Causes All verruca are caused by the human papilloma virus. This is common in all environments but does not readily attack the skin. If there is a break, scratch or thorn in the skin, this will give the virus an opportunity to enter the skin. Verruca are commonly contracted in communal places such as swimming pools, showers and changing areas. This is why children are more at risk of contracting verrucae’s in school changing rooms and swimming pools. Excessive moisture or excessive dryness of the skin can lead to a small crack in the skin which allows the virus to enter the skin. Verruca are nothing more that warts. Verruca are a viral infection and only appear on the feet. They are also known as plantar warts. They can be painful because of the constant pressure on them caused by standing and walking. Treatment There are a number of treatments available for warts and verrucas. However, no single treatment is 100% effective, and sometimes the wart or verrucae may return.

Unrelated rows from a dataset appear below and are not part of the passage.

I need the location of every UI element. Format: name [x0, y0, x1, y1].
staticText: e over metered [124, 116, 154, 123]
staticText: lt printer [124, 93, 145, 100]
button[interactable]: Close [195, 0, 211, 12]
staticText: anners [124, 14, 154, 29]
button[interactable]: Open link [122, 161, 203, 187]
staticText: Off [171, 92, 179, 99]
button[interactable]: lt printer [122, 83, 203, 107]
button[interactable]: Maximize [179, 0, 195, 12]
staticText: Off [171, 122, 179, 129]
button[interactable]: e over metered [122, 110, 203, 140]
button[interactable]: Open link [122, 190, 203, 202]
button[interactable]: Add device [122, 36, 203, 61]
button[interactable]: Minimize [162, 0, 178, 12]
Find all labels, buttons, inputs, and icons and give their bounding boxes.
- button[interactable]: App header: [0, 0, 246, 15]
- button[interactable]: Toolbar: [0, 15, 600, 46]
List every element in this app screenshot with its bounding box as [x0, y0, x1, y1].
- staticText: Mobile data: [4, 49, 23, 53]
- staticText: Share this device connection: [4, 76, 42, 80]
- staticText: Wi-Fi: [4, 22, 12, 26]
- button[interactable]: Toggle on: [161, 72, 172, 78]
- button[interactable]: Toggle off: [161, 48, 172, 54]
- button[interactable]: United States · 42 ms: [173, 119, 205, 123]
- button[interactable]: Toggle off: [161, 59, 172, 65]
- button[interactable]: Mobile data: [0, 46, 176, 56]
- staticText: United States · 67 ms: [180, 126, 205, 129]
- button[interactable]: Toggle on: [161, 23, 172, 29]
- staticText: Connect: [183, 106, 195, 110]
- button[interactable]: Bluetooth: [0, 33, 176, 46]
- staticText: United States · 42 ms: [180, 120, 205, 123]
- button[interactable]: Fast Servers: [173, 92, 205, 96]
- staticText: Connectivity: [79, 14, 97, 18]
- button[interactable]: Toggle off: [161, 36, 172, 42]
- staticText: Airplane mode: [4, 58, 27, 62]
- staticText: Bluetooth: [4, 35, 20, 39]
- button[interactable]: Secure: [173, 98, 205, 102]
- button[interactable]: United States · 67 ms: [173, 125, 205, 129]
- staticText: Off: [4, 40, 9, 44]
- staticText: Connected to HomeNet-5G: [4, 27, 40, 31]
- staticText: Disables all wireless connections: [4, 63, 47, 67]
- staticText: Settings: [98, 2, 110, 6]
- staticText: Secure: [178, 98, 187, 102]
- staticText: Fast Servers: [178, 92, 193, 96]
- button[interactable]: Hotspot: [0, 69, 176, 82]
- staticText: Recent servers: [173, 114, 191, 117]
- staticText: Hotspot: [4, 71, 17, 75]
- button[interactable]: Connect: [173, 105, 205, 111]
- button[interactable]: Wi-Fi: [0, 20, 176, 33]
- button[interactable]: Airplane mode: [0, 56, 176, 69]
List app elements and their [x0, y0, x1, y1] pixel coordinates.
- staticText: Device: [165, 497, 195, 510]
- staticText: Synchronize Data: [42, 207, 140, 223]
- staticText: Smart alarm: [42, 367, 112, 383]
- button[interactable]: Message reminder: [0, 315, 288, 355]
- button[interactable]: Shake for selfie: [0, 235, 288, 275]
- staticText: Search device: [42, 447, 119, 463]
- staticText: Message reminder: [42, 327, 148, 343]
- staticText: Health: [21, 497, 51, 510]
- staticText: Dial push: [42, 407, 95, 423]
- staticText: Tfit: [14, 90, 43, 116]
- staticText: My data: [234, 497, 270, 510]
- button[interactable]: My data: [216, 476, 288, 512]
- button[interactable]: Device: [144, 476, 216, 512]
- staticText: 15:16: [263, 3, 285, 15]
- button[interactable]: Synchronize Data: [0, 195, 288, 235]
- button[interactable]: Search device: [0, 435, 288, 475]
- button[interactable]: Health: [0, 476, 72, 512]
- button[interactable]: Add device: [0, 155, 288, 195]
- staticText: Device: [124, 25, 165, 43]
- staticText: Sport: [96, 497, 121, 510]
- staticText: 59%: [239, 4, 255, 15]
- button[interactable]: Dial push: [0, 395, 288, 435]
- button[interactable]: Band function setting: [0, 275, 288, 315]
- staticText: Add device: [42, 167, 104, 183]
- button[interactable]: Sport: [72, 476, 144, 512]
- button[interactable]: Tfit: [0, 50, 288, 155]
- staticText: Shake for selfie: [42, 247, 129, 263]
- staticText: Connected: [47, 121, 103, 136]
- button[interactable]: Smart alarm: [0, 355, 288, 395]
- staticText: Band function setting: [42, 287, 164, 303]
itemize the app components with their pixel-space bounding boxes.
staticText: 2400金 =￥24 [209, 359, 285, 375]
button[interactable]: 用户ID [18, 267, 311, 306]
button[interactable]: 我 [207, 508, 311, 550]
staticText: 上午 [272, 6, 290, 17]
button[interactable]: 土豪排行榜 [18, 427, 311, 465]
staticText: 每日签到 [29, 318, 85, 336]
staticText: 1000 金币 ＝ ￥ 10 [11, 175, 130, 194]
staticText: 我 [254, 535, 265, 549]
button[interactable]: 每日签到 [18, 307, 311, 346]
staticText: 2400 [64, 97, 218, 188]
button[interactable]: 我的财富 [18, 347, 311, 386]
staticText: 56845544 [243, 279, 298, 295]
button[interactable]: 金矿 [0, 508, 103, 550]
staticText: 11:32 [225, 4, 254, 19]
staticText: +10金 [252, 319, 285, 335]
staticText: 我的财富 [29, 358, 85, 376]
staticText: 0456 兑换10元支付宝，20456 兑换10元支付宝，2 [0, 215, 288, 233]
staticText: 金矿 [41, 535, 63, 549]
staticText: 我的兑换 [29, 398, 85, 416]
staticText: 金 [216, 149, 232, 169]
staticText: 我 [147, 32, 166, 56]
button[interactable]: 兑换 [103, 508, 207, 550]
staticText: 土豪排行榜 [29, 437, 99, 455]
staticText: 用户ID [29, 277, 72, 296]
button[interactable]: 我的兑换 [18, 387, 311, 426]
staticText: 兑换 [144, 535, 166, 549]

Our professionals FHP will initially assess the foot and or affected area, once diagnosed a treatment plan will commence, using treatments such as Cyro surgery, salicylic acid and or typical ointments or gels.

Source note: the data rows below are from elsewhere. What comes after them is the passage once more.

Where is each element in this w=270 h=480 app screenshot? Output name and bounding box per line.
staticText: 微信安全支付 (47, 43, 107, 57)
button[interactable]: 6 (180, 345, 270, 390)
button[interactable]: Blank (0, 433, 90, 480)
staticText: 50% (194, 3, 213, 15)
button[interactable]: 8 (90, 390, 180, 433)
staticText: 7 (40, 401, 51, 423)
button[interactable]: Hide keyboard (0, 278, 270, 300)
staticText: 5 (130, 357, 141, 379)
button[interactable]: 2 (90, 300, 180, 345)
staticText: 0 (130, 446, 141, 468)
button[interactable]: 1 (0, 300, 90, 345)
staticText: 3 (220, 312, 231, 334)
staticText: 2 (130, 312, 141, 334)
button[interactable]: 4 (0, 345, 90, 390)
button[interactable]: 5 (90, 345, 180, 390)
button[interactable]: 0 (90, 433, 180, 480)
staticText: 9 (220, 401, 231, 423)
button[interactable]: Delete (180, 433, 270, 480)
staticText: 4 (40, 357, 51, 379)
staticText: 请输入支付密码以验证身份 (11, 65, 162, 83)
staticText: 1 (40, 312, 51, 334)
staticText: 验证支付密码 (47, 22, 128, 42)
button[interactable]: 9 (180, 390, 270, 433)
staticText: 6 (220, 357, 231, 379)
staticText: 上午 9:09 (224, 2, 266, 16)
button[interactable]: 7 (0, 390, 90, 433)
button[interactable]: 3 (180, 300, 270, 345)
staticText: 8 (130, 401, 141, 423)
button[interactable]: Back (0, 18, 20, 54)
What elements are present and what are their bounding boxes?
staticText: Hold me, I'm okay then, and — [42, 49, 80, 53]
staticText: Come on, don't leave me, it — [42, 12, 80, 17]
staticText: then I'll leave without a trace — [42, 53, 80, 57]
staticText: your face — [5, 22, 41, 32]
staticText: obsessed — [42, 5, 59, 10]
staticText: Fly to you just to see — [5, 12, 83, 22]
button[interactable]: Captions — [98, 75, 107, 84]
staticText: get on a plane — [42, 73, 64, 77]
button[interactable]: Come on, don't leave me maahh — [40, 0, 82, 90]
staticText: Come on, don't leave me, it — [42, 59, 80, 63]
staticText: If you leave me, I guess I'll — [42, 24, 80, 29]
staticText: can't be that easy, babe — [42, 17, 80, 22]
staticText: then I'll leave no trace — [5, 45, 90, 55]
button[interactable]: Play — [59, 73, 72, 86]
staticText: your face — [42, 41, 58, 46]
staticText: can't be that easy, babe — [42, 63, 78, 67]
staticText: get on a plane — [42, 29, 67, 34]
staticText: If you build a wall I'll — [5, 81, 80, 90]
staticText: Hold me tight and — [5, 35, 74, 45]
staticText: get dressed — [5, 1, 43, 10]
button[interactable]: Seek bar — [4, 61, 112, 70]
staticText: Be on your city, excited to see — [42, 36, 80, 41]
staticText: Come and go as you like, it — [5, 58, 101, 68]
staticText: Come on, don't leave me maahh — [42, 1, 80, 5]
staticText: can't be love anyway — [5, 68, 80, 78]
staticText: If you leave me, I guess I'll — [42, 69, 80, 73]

Our Foot Health Practitioner would treat the verruca by removing the top layer of skin, with the aim to get the small blood vessel inside the verruca to bleed. Your body's defence cells in your blood can therefore do the job of attacking and healing the verruca from within. Ointment and plaster then be used to protect the area. Repeated treatment is often required every two weeks. How to treat a child’s wart or verrucae As a foot healthcare treat warts and verrucae in children by parring the verruca or wart and applying an application of TT50 verruca cream. This cream contains urea which helps to penetrate the skin and fight the virus that caused the wart – HPV (human papilloma virus). This treatment can be successful but it does require commitment from the foot health practitioner, the parents and the child. Once treatment commences you will need to self-treat every day and receive professional treatment every one or two weeks. How to treat an adult’s wart or verrucae Treatment for adults is similar to the treatment for children with the exception of the medication used and the availability of Cryotherapy. This depends entirely upon the patient’s medical history and is discussed during the initial consultation. Will my wart or verrucae need treatment? Warts usually clear up without treatment. However, it can sometimes take up to two years for the HPV virus to leave your system and for warts and verrucae to disappear. The length of time it takes for a wart to disappear will vary from person to person. They tend to last longer in older children and adults. In adults and people with a weakened immune system, warts are less likely to clear up on their own or respond well to treatment. Leaving the wart to get better by itself is one option. However, you may want to consider treatment if your wart is painful, in an awkward position, or is causing you distress or embarrassment. Are warts contagious? Warts are very contagious, and close skin-to-skin contact can pass on the infection. The infection can also be transmitted indirectly from contaminated objects or surfaces, such as the area surrounding swimming pool and changing rooms. Warts are thought to be contagious for as long as they are present on your body. The virus is more likely to spread if the skin is wet, soft or has been in contact with a rough surface. Warts can also be spread to other parts of your own body. You can spread the virus if you:
Scratch, knock or bite a wart
Bite your nails or suck your fingers (if they have warts on them)
Shave your face or legs
Share towels, flannels or other personal items with someone who has a wart or verruca
Share another person’s socks or shoes (if they have the HPV virus)
After becoming infected, it can take weeks or even months for a wart or verruca to appear.